In a statement issued today, the company said its “standard review process triggered a pause to vaccination to allow review of safety data.”
AstraZeneca didn’t reveal any information about the possible side effect except to call it “a potentially unexplained illness.” The health news site STAT first reported the pause in testing, saying the possible side effect occurred in the United Kingdom.
An AstraZeneca spokesperson confirmed the pause in vaccinations covers studies in the U.S. and other countries. Late last month, AstraZeneca began recruiting 30,000 people in the U.S. for its largest study of the vaccine. It also is testing the vaccine, developed by Oxford University, in thousands of people in Britain, and in smaller studies in Brazil and South Africa.
Two other vaccines are in huge, final-stage tests in the United States, one made by Moderna Inc. and the other by Pfizer and Germany’s BioNTech. Those two vaccines work differently than AstraZeneca’s, and the studies already have recruited about two-thirds of the needed volunteers.
Temporary holds of large medical studies aren’t unusual, and investigating any serious or unexpected reaction is a mandatory part of safety testing. AstraZeneca pointed out that it’s possible the problem could be a coincidence; illnesses of all sorts could arise in studies of thousands of people.
“We are working to expedite the review of the single event to minimize any potential impact on the trial timeline,” the company statement said.
Dr. Ashish Jha of Brown University said via Twitter that the significance of the interruption was unclear but that he was “still optimistic” that an effective vaccine will be found in the coming months.
“But optimism isn’t evidence,” he wrote. “Let’s let science drive this process.”
During the third and final stage of testing, researchers look for any signs of possible side effects that may have gone undetected in earlier patient research.
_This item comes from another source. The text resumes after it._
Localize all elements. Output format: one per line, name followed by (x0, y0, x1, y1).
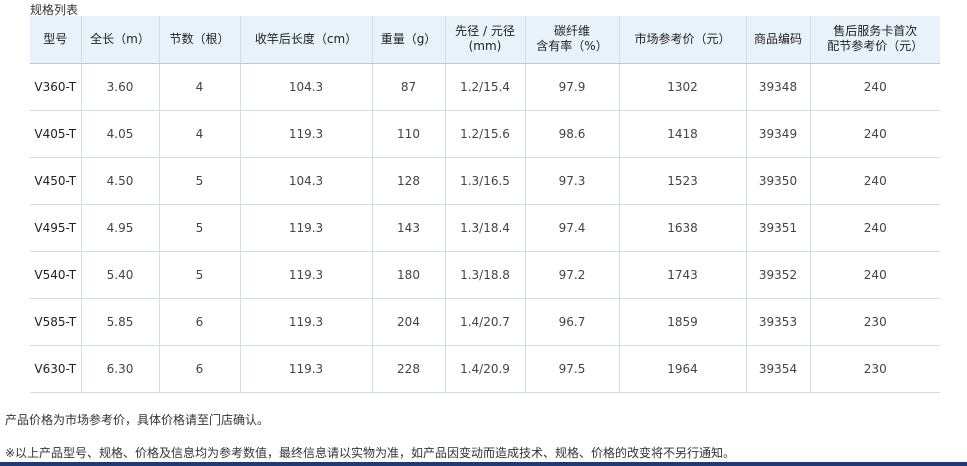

Because of their large size, the studies are considered the most important phase of study for picking less common side effects and establishing safety.
The trials also assess effectiveness by tracking who gets sick and who doesn’t between patients getting the vaccine and those receiving a dummy shot.
The development came the same day that AstraZeneca and eight other drugmakers issued an unusual pledge, vowing to uphold the highest ethical and scientific standards in developing their vaccines.
The announcement follows worries that President Donald Trump will pressure the U.S. Food and Drug Administration to approve a vaccine before it’s proven to be safe and effective.
The U.S. has invested billions of dollars in efforts to quickly develop multiple vaccines against COVID-19. But public fears that a vaccine is unsafe or ineffective could be disastrous, derailing the effort to vaccinate millions of Americans.
Representatives for the FDA did not immediately respond to requests for comment today.
AstraZeneca’s U.S.-traded shares fell more than 6% in after-hours trading following reports of the trial being paused.